Let $(\Xi,\mathscr{E})$ be a measurable space, $(\mathbb{R_{+}},\mathfrak{B})$ other measurable space where $\mathfrak{B}$ a $\sigma$-algebra. We consider the measurable space $(\Xi\times\Xi\times\mathbb{R}_{+},\mathscr{E}\otimes\mathscr{E}\otimes \mathfrak{B})$ and $\mathcal{P}(\Xi\times\Xi\times\mathbb{R}_{+})$ the set of all probability measures in $\Xi\times\Xi\times\mathbb{R}_{+}$ and $\mathcal{M}(\Xi\times\Xi\times\mathbb{R}_{+})$ the set of all signed measures generated by $\mathcal{P}(\Xi\times\Xi\times\mathbb{R}_{+})$ and $\mathcal{M}^{+}(\Xi\times\Xi\times\mathbb{R}_{+})$ the set of all positive measures.
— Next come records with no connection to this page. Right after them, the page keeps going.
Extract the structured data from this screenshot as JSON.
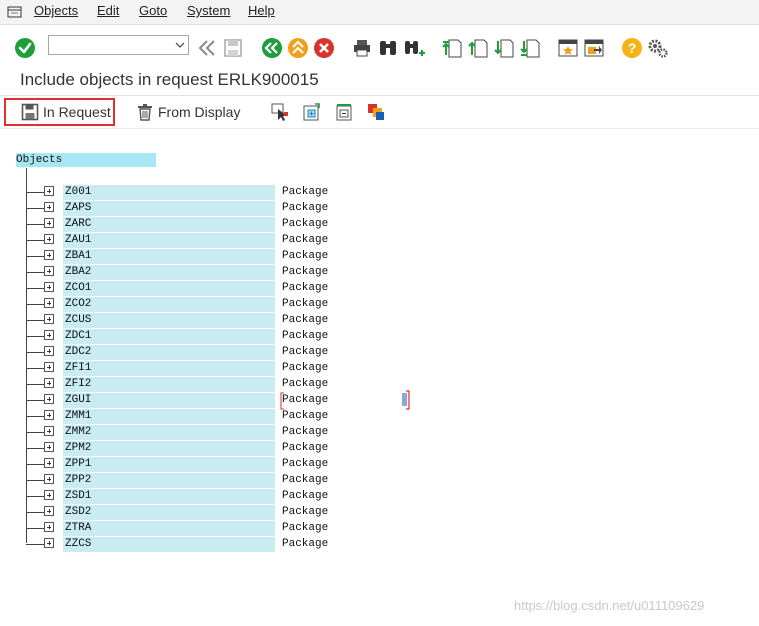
{
  "menu": {
    "items": [
      {
        "label": "Objects"
      },
      {
        "label": "Edit"
      },
      {
        "label": "Goto"
      },
      {
        "label": "System"
      },
      {
        "label": "Help"
      }
    ]
  },
  "toolbar": {
    "command_value": "",
    "icons": [
      "enter-icon",
      "back-double-icon",
      "save-icon",
      "back-icon",
      "exit-icon",
      "cancel-icon",
      "print-icon",
      "find-icon",
      "find-next-icon",
      "first-page-icon",
      "previous-page-icon",
      "next-page-icon",
      "last-page-icon",
      "new-session-icon",
      "shortcut-icon",
      "help-icon",
      "customize-layout-icon"
    ]
  },
  "page": {
    "title": "Include objects in request ERLK900015"
  },
  "app_toolbar": {
    "in_request_label": "In Request",
    "from_display_label": "From Display"
  },
  "tree": {
    "header": "Objects",
    "rows": [
      {
        "name": "Z001",
        "type": "Package"
      },
      {
        "name": "ZAPS",
        "type": "Package"
      },
      {
        "name": "ZARC",
        "type": "Package"
      },
      {
        "name": "ZAU1",
        "type": "Package"
      },
      {
        "name": "ZBA1",
        "type": "Package"
      },
      {
        "name": "ZBA2",
        "type": "Package"
      },
      {
        "name": "ZCO1",
        "type": "Package"
      },
      {
        "name": "ZCO2",
        "type": "Package"
      },
      {
        "name": "ZCUS",
        "type": "Package"
      },
      {
        "name": "ZDC1",
        "type": "Package"
      },
      {
        "name": "ZDC2",
        "type": "Package"
      },
      {
        "name": "ZFI1",
        "type": "Package"
      },
      {
        "name": "ZFI2",
        "type": "Package"
      },
      {
        "name": "ZGUI",
        "type": "Package"
      },
      {
        "name": "ZMM1",
        "type": "Package"
      },
      {
        "name": "ZMM2",
        "type": "Package"
      },
      {
        "name": "ZPM2",
        "type": "Package"
      },
      {
        "name": "ZPP1",
        "type": "Package"
      },
      {
        "name": "ZPP2",
        "type": "Package"
      },
      {
        "name": "ZSD1",
        "type": "Package"
      },
      {
        "name": "ZSD2",
        "type": "Package"
      },
      {
        "name": "ZTRA",
        "type": "Package"
      },
      {
        "name": "ZZCS",
        "type": "Package"
      }
    ]
  },
  "watermark": "https://blog.csdn.net/u011109629",
  "colors": {
    "highlight_border": "#e2312c",
    "tree_header_bg": "#a8e6f4",
    "tree_item_bg": "#c8ecf2",
    "enter_green": "#1f9e3c",
    "nav_orange": "#f0a01a",
    "cancel_red": "#d8342c",
    "help_yellow": "#f5b31a"
  }
}
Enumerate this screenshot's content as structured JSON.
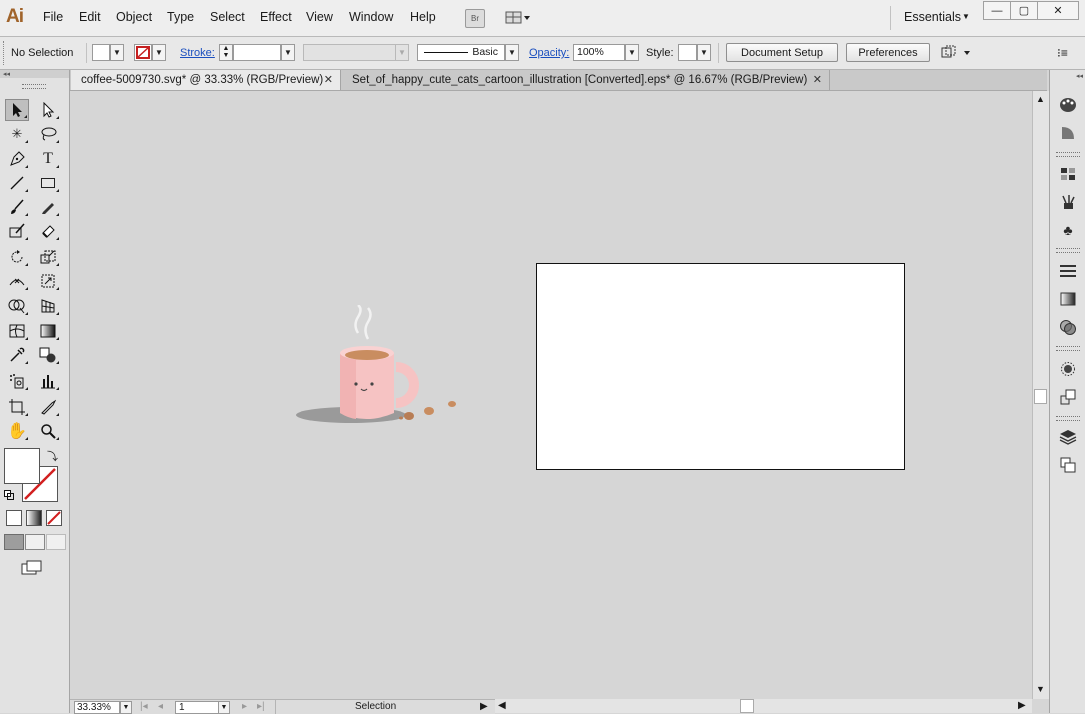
{
  "app": {
    "logo": "Ai"
  },
  "menu": {
    "items": [
      "File",
      "Edit",
      "Object",
      "Type",
      "Select",
      "Effect",
      "View",
      "Window",
      "Help"
    ],
    "bridge_label": "Br",
    "workspace": "Essentials"
  },
  "control": {
    "selection_status": "No Selection",
    "stroke_label": "Stroke:",
    "brush_label": "Basic",
    "opacity_label": "Opacity:",
    "opacity_value": "100%",
    "style_label": "Style:",
    "document_setup": "Document Setup",
    "preferences": "Preferences"
  },
  "tabs": [
    {
      "label": "coffee-5009730.svg* @ 33.33% (RGB/Preview)",
      "active": true
    },
    {
      "label": "Set_of_happy_cute_cats_cartoon_illustration [Converted].eps* @ 16.67% (RGB/Preview)",
      "active": false
    }
  ],
  "status": {
    "zoom": "33.33%",
    "artboard_number": "1",
    "current_tool": "Selection"
  },
  "colors": {
    "logo": "#a0632a",
    "mug": "#f6c3c3",
    "coffee": "#c98d60"
  }
}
We assume that $\Xi \subseteq\mathbb{R}^{m}$ and there exists a metric $d$ such that $(\Xi,d)$ is a metric space.
Let $v\geq 0$, $\left\{\widehat{\xi}_{1},\ldots, \widehat{\xi}_{N}\right\}\subseteq \Xi$ y $\varepsilon>0$. We consider the set $$ \mathcal{G}:=\left\{\left. \left(\Pi(\Xi\times\Xi\times\mathbb{R}_{+}),\int g_{1}(\xi,\zeta,\varrho)\Pi(d\xi,d\zeta,d\varrho),\ldots,\int g_{N+2}(\xi,\zeta,\varrho)\Pi(d\xi,d\zeta,d\varrho) \right) \right| \: \Pi\in \mathcal{M}^{+}(\Xi\times\Xi\times\mathbb{R}_{+}) \right\}. $$ where
$$g_{i}(\xi,\zeta,\varrho):=\left\{\begin{array}{ll} \mathbb{1}_{\left\{\zeta=\widehat{\xi}_{i}\right\}}(\xi,\zeta,\varrho) &\mbox{para }i=1,\ldots,N \\ \mathbb{1}_{\left\{\varrho=v\right\}}(\xi,\zeta,\varrho) & \mbox{para }i=N+1\\ d^{p}(\xi,\zeta)+\varrho &\mbox{para }i=N+2. \end{array}\right.$$
The question: I need to show that $b=(1,1/N,\ldots,1/N,1,\varepsilon)$ is inner point of $\mathcal{G}$.
Remark: This problem arises when I try to understand the ideas of the article in this link (you can download it on that web page, it is also in arxiv but this page is not working), specifically the proof of Proposition 4 on page 45, the author says simply that $ \mathcal{G}=\mathbb{R}^{N+3}_{+}$ but the author does not show it, for me is important to prove it, I have tried show it so many times that I am already doubting that this fact not is true. I appreciate any help you can give me on this subject.
Note: The author of the article handles a different notation where he calls $ \mathcal{G}$ as $ \mathcal{Q}_{f} $.